Mais cela comprend également les dispositifs et les moments mis en place pour permettre aux collaborateur·rice·s de transmettre et échanger des informations ou des des savoirs (réunions d’équipe, entretiens annuels, réunions informelles, etc.).
6. Les missions :
C’est l’aspect managérial de l’expérience collaborateur. Le ou la collaborateur·rice se sent-il ou elle écouté·e et valorisé·e ? Les tâches à réaliser sont-elles cohérentes avec ses aptitudes et ses compétences ? Les objectifs à atteindre sont-ils clairement énoncés ?

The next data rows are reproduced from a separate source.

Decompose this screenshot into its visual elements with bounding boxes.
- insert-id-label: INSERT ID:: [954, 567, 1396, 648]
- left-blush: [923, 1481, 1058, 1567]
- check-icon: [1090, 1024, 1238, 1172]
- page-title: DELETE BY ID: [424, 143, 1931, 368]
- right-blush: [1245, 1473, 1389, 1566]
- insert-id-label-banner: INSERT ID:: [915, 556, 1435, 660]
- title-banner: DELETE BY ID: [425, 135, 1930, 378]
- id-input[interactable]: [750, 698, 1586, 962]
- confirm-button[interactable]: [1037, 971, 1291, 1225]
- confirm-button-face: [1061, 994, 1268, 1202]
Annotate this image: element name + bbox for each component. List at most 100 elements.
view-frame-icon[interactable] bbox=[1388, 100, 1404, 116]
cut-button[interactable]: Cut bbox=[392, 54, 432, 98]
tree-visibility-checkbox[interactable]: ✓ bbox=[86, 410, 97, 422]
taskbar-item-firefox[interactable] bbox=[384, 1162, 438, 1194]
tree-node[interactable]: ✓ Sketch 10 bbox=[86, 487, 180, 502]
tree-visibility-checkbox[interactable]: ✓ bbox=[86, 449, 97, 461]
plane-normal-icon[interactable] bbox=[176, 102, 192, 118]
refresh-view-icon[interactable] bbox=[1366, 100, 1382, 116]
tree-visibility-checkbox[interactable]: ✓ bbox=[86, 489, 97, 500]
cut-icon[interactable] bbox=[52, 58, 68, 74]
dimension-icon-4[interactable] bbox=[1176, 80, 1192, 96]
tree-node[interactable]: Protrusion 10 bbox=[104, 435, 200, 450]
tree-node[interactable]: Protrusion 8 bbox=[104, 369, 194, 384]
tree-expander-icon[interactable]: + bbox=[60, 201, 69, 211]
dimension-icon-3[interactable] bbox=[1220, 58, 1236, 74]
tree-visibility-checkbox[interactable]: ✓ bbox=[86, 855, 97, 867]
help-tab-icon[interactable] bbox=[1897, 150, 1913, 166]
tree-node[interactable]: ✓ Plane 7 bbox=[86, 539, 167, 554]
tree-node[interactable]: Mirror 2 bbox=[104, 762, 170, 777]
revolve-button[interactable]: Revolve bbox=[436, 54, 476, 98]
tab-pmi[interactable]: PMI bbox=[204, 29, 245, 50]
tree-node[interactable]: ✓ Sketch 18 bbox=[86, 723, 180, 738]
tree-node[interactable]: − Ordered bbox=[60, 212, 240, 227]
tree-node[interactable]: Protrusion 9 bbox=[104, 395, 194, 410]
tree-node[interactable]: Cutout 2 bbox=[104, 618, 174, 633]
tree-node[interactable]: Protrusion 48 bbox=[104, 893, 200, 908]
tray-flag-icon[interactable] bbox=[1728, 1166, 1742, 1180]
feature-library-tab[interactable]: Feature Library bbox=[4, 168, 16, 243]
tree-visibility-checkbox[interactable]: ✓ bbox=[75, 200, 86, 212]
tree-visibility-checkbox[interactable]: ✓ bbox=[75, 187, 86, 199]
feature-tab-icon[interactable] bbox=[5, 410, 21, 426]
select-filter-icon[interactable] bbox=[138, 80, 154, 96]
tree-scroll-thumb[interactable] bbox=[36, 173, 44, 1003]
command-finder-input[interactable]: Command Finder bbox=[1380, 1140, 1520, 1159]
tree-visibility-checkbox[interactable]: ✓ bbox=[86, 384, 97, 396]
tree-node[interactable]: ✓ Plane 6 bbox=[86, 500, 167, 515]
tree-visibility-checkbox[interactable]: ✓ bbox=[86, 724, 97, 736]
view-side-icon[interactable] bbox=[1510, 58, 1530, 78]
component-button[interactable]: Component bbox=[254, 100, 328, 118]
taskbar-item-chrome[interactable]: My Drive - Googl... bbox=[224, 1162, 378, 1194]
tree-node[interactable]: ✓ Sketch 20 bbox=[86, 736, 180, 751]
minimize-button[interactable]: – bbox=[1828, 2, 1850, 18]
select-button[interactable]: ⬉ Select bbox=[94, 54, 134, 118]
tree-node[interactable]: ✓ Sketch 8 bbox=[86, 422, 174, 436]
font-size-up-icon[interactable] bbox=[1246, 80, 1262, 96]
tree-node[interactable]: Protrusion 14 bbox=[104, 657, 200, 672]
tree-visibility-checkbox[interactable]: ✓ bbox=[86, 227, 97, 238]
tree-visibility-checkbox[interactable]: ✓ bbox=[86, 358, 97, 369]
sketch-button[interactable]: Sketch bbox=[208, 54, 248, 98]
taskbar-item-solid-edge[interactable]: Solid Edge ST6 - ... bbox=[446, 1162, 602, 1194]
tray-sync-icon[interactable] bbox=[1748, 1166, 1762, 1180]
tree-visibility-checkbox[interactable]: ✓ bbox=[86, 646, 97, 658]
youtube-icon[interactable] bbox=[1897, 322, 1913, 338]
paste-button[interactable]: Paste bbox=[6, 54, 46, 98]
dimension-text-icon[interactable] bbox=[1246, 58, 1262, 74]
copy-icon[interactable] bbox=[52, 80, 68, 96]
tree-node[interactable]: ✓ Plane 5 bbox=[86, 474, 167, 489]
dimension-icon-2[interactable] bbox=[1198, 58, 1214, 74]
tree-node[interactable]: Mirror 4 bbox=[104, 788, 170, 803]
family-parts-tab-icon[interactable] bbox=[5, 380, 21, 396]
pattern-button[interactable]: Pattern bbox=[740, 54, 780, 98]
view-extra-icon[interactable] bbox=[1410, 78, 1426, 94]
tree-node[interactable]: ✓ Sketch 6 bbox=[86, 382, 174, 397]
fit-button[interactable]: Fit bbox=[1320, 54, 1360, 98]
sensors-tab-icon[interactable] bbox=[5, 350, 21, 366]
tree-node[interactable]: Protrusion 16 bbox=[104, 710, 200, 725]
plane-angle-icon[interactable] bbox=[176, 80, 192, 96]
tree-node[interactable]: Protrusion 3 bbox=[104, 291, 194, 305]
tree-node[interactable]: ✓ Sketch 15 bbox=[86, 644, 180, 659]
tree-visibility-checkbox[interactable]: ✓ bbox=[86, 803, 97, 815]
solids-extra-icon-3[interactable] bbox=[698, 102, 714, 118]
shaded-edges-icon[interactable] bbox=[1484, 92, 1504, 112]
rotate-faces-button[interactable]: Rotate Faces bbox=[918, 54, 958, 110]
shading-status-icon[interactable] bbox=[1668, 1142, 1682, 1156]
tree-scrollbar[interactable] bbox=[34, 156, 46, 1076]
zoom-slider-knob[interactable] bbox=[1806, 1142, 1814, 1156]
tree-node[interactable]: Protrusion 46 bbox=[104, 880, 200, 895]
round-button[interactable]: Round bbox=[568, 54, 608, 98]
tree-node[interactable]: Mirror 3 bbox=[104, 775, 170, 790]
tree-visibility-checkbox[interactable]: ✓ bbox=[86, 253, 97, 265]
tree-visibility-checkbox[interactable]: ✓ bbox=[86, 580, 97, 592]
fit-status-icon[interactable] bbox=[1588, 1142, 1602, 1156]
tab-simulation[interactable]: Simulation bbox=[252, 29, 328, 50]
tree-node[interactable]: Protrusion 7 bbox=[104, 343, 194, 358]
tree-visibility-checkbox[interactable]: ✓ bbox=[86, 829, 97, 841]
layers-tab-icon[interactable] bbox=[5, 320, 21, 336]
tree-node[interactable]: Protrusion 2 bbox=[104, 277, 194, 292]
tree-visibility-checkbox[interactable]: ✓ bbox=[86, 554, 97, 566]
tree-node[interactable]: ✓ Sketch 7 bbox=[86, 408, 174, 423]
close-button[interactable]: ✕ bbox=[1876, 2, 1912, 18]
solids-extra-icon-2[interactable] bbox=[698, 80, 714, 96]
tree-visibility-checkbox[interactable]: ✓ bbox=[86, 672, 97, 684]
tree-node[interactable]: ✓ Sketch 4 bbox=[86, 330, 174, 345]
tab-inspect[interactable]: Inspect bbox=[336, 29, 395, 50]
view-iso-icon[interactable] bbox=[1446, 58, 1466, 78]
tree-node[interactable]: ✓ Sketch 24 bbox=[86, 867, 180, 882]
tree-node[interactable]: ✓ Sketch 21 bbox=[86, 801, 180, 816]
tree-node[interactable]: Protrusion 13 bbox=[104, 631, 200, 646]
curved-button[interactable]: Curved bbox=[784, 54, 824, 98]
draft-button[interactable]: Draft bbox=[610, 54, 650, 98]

Autant de questions en lien avec l’engagement à long terme du collaborateur. Les managers dont le rôle est entre autres de recueillir la parole et les perceptions des collaborateurs, pourraient bien avoir besoin d’un accompagnement et de formations personnalisées pour accompagner au mieux les transformations des modes de travail.
Les collaborateur·rice·s ont également besoin de savoir qu’ils ou elles ont la possibilité d’évoluer dans l’entreprise, que ce soit hiérarchiquement, financièrement ou intellectuellement. Nous retrouvons à nouveau la question de la formation, qui produit de la valeur ajoutée pour l’entreprise tout en complétant les compétences du collaborateur. La mobilité interne est également un facteur de longévité du collaborateur au sein de son entreprise.
Ce qu’on retient
- L’expérience collaborateur devient de plus en plus liées aux enjeux de marque employeur, en phase avec les évolutions sociétales et l’individualisation de la société. Elle est un élément clé pour assurer le bien-être des salarié·e·s dans une entreprise. Elle nécessite intégration, écoute, empathie et adaptabilité.
- Une expérience collaborateur réussie peut s’appuyer de manière cohérente sur les valeurs portées par l’entreprise et ses engagements en interne.
- Le design de l’expérience collaborateur s’articule autour de 6 axes que sont la communauté, l’espace de travail, l’environnement, les outils de travail, les plateformes sociales et les missions.